Japan Visa Photo Maker — Pick Your Size

There is no national Japanese visa photo size, and that is not an oversight — it is how Japan’s Ministry of Foreign Affairs has arranged it. MOFA’s own visa page states no dimensions at all and directs you instead to the embassy or consulate “that have jurisdiction over the country/region where the foreigner visiting Japan resides.” The size is devolved to the mission handling your application, so the question “what size is a Japan visa photo?” has no answer until you know where you are applying. Every site that gives you one number is answering a question Japan has not asked.

Japan has no single visa photo size — it depends on the mission you apply to. Japan’s Ministry of Foreign Affairs publishes no dimensions on its own visa page. It directs you to the embassy or consulate with jurisdiction over where you live, and those missions genuinely differ. Check what yours publishes, then pick the matching size below. We’d rather show you the options than guess.

Drop an image here, or click to browse

JPG, PNG, WebP, HEIC, SVG · processed entirely on your device

At a glance

What this tool gives you

Output sizes
  • 45 × 35mm — MOFA form, Denver, Manila — 413 × 531px
  • 2 × 1.4in — MOFA form, New York, Chicago — 420 × 600px
  • 2 × 2in — New York, Chicago, Denver (alternative) — 600 × 600px
  • 45 × 45mm — Embassy of Japan in India only — 531 × 531px
File formatJPEG

Official requirement published by Ministry of Foreign Affairs of Japan. Requirements change — confirm against that page before you submit.

About this tool

Japan Visa Photo Maker — Pick Your Size

There is no national Japanese visa photo size, and that is not an oversight — it is how Japan’s Ministry of Foreign Affairs has arranged it. MOFA’s own visa page states no dimensions at all and directs you instead to the embassy or consulate “that have jurisdiction over the country/region where the foreigner visiting Japan resides.” The size is devolved to the mission handling your application, so the question “what size is a Japan visa photo?” has no answer until you know where you are applying. Every site that gives you one number is answering a question Japan has not asked.

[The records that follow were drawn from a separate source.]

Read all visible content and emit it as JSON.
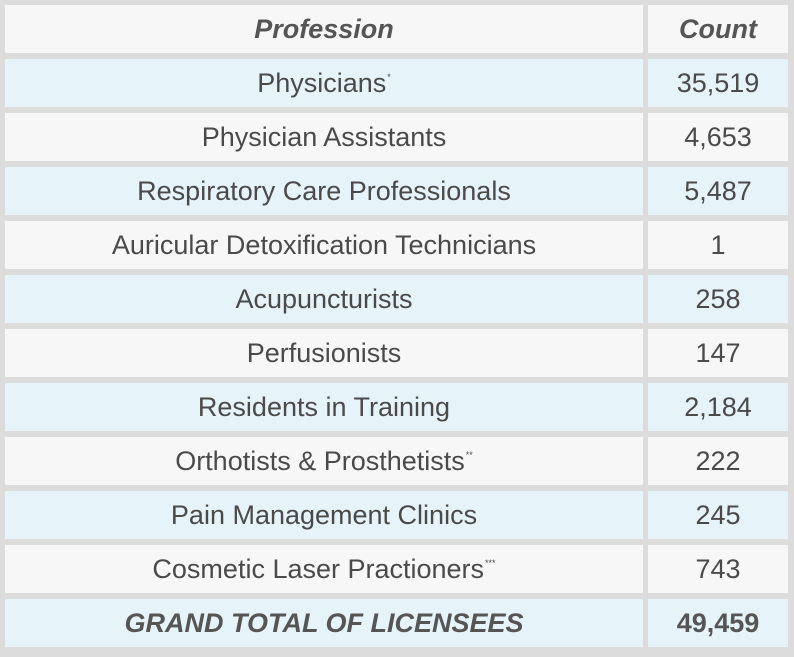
{
  "table": {
    "headers": {
      "profession": "Profession",
      "count": "Count"
    },
    "rows": [
      {
        "profession": "Physicians",
        "mark": "*",
        "count": "35,519"
      },
      {
        "profession": "Physician Assistants",
        "mark": "",
        "count": "4,653"
      },
      {
        "profession": "Respiratory Care Professionals",
        "mark": "",
        "count": "5,487"
      },
      {
        "profession": "Auricular Detoxification Technicians",
        "mark": "",
        "count": "1"
      },
      {
        "profession": "Acupuncturists",
        "mark": "",
        "count": "258"
      },
      {
        "profession": "Perfusionists",
        "mark": "",
        "count": "147"
      },
      {
        "profession": "Residents in Training",
        "mark": "",
        "count": "2,184"
      },
      {
        "profession": "Orthotists & Prosthetists",
        "mark": "**",
        "count": "222"
      },
      {
        "profession": "Pain Management Clinics",
        "mark": "",
        "count": "245"
      },
      {
        "profession": "Cosmetic Laser Practioners",
        "mark": "***",
        "count": "743"
      }
    ],
    "total": {
      "label": "GRAND TOTAL OF LICENSEES",
      "count": "49,459"
    }
  },
  "colors": {
    "border": "#dcdcdc",
    "row_white": "#f7f7f7",
    "row_blue": "#e6f3f9",
    "text": "#4a4a4a"
  }
}
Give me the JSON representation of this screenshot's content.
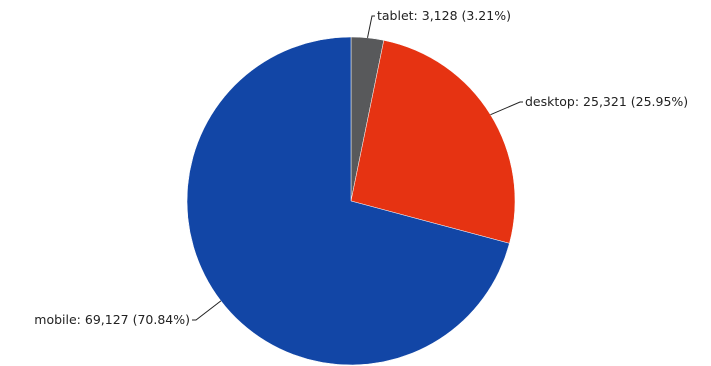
{
  "chart_data": {
    "type": "pie",
    "title": "",
    "slices": [
      {
        "name": "tablet",
        "value": 3128,
        "percent": 3.21,
        "color": "#58595b",
        "label": "tablet: 3,128 (3.21%)"
      },
      {
        "name": "desktop",
        "value": 25321,
        "percent": 25.95,
        "color": "#e63312",
        "label": "desktop: 25,321 (25.95%)"
      },
      {
        "name": "mobile",
        "value": 69127,
        "percent": 70.84,
        "color": "#1246a6",
        "label": "mobile: 69,127 (70.84%)"
      }
    ],
    "start_angle": "12 o'clock",
    "direction": "clockwise",
    "legend": "none"
  }
}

The disagreement starts inside MOFA’s own paperwork: the English application form you glue the photo onto offers two sizes at once, 45mm x 35mm or 2in x 1.4in. From there the missions diverge. Denver, Manila and the UK embassy describe the 45 x 35mm portrait shape (the UK hedges it as “approx.”). New York states 2 x 1.4in and then adds that a 2 x 2in US passport photo is acceptable — a spec plus an amnesty. Chicago’s checklist, the freshest source we found, asks for 2 x 2in or 2 x 1.4in and never mentions millimetres at all.

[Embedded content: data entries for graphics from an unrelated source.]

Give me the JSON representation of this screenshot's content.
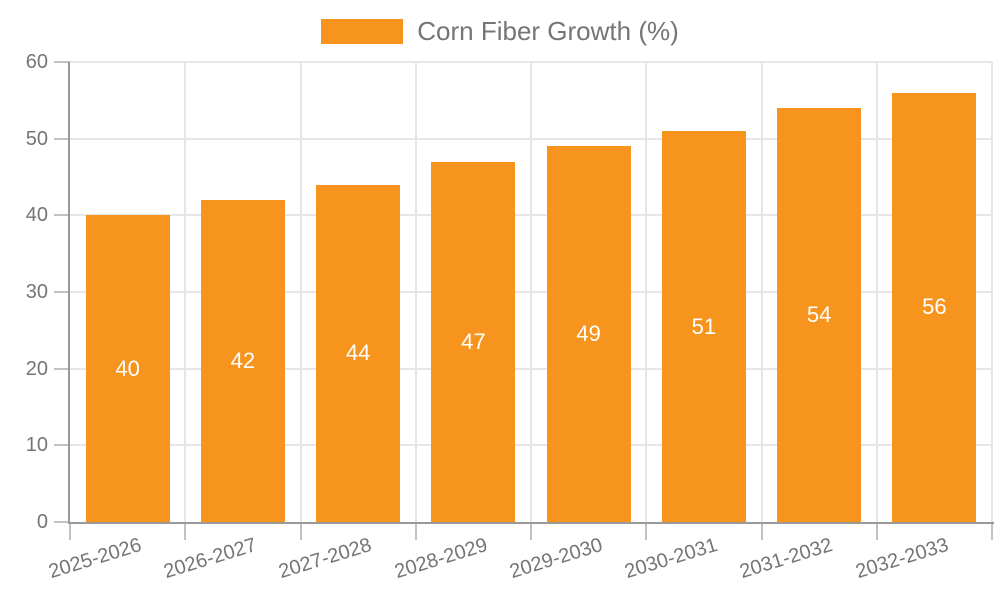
{
  "chart_data": {
    "type": "bar",
    "title": "",
    "legend": "Corn Fiber Growth (%)",
    "legend_position": "top-center",
    "categories": [
      "2025-2026",
      "2026-2027",
      "2027-2028",
      "2028-2029",
      "2029-2030",
      "2030-2031",
      "2031-2032",
      "2032-2033"
    ],
    "values": [
      40,
      42,
      44,
      47,
      49,
      51,
      54,
      56
    ],
    "value_labels": [
      "40",
      "42",
      "44",
      "47",
      "49",
      "51",
      "54",
      "56"
    ],
    "xlabel": "",
    "ylabel": "",
    "ylim": [
      0,
      60
    ],
    "yticks": [
      0,
      10,
      20,
      30,
      40,
      50,
      60
    ],
    "grid": true,
    "x_label_rotation_deg": -17,
    "colors": {
      "bar": "#f7941e",
      "bar_label": "#ffffff",
      "axis": "#999999",
      "grid": "#e6e6e6",
      "tick": "#c2c2c2",
      "text": "#757575",
      "background": "#ffffff"
    }
  }
}
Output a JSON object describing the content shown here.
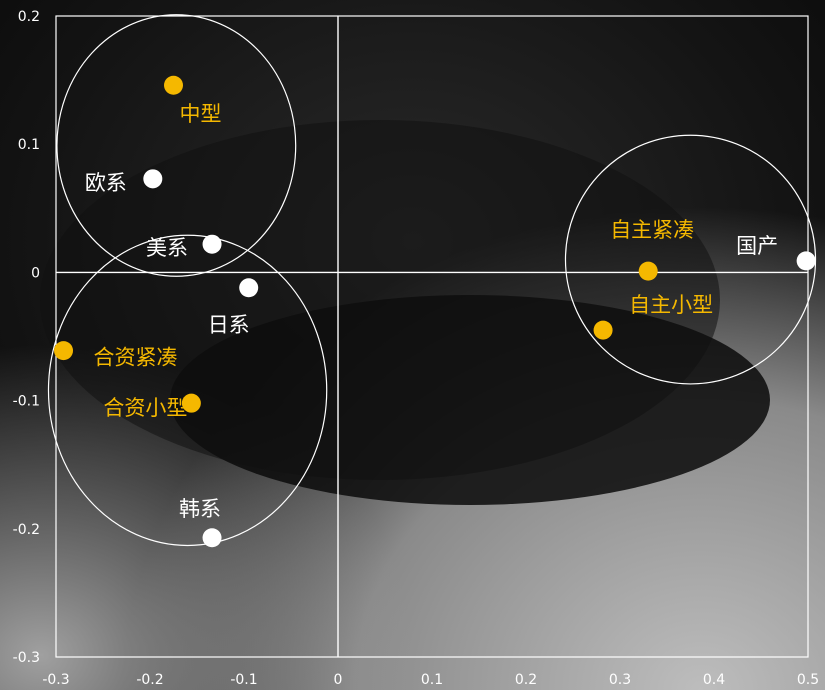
{
  "chart_data": {
    "type": "scatter",
    "title": "",
    "xlabel": "",
    "ylabel": "",
    "xlim": [
      -0.3,
      0.5
    ],
    "ylim": [
      -0.3,
      0.2
    ],
    "x_ticks": [
      "-0.3",
      "-0.2",
      "-0.1",
      "0",
      "0.1",
      "0.2",
      "0.3",
      "0.4",
      "0.5"
    ],
    "y_ticks": [
      "0.2",
      "0.1",
      "0",
      "-0.1",
      "-0.2",
      "-0.3"
    ],
    "grid": false,
    "colors": {
      "brand_series": "#f5b800",
      "origin_series": "#ffffff"
    },
    "series": [
      {
        "points": [
          {
            "label": "中型",
            "x": -0.175,
            "y": 0.146
          },
          {
            "label": "合资紧凑",
            "x": -0.292,
            "y": -0.061
          },
          {
            "label": "合资小型",
            "x": -0.156,
            "y": -0.102
          },
          {
            "label": "自主紧凑",
            "x": 0.33,
            "y": 0.001
          },
          {
            "label": "自主小型",
            "x": 0.282,
            "y": -0.045
          }
        ]
      },
      {
        "points": [
          {
            "label": "欧系",
            "x": -0.197,
            "y": 0.073
          },
          {
            "label": "美系",
            "x": -0.134,
            "y": 0.022
          },
          {
            "label": "日系",
            "x": -0.095,
            "y": -0.012
          },
          {
            "label": "韩系",
            "x": -0.134,
            "y": -0.207
          },
          {
            "label": "国产",
            "x": 0.498,
            "y": 0.009
          }
        ]
      }
    ],
    "clusters": [
      {
        "cx": -0.172,
        "cy": 0.099,
        "rx": 0.127,
        "ry": 0.102
      },
      {
        "cx": -0.16,
        "cy": -0.092,
        "rx": 0.148,
        "ry": 0.121
      },
      {
        "cx": 0.375,
        "cy": 0.01,
        "rx": 0.133,
        "ry": 0.097
      }
    ]
  }
}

The 45 x 45mm square that third-party sites present as Japan’s national standard is published by exactly two missions, both in India, and both pages look unmaintained — one carries a 2012 copyright and recommends Internet Explorer 7, the other still lists holidays for 2019. The New Delhi page also glosses 45mm as “2 inches”, which is arithmetically wrong (45mm is 1.77in) and is plausibly where the whole “Japan wants a 2 x 2in photo” folk belief came from. We list it because it is officially published, not because it is the default.

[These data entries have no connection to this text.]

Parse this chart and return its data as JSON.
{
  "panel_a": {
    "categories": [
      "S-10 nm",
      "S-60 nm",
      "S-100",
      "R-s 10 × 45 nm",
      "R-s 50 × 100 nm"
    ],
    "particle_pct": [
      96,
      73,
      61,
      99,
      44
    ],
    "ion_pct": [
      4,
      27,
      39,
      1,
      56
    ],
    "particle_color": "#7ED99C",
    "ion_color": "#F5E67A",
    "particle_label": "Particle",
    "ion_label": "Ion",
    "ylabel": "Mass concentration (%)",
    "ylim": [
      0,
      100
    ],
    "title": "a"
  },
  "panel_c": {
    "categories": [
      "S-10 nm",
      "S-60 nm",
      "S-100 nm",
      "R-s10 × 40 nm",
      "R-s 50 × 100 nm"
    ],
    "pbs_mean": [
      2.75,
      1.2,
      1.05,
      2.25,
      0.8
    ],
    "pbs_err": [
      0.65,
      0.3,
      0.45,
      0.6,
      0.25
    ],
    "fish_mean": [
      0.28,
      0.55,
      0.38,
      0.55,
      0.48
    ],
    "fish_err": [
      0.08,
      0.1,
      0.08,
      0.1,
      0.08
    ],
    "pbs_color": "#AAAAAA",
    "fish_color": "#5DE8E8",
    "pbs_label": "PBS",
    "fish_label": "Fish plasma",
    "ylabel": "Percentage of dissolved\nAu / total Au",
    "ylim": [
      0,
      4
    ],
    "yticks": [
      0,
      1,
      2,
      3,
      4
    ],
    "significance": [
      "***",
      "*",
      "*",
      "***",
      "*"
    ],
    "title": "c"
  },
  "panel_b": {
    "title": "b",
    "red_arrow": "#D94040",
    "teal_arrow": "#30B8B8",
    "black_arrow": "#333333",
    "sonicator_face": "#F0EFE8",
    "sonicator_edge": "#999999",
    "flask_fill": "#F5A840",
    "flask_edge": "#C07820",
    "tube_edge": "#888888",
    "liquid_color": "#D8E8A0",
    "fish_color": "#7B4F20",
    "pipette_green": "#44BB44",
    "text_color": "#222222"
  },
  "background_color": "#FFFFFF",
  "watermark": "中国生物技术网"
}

Pick the size your mission publishes and this tool will crop and size to it in your browser, with nothing uploaded. Other things vary too: India says colour only while Manila explicitly permits monochrome, backgrounds range from “white” to “white or off-white” to “white or single colour”, and only Denver quantifies head height (32–36mm). Your mission’s own checklist is the authority — not this page, and not any other.

FAQ

Common questions

There is no single answer, and that is Japan’s own position. MOFA states no size on its visa page and directs you to the mission with jurisdiction over where you live. Its application form offers 45mm x 35mm or 2in x 1.4in; individual missions publish 45 x 35mm, 2 x 1.4in, 2 x 2in, or 45 x 45mm. Check yours before you print anything.

Only if you are applying in India. That square size is published by the Embassy of Japan in India and the Consulate-General in Mumbai, and we found no other official Japanese page stating it. Third-party sites present it as the national standard; the official evidence does not support that.

At some US missions, yes. New York specifies 2 x 1.4in but says a 2 x 2in US passport photo is acceptable, and Chicago and Denver both list 2 x 2in as an option. That is a US-facing accommodation — it says nothing about what a mission elsewhere will take.

MOFA’s eVISA FAQ states no photo dimensions at all, and the eVISA covers tourism only — other purposes still apply on paper. Any specific pixel or file-size figure circulating for the eVISA is not something we could source from MOFA.

No. The crop and resize run in your browser using the Canvas API — the photo never leaves your device.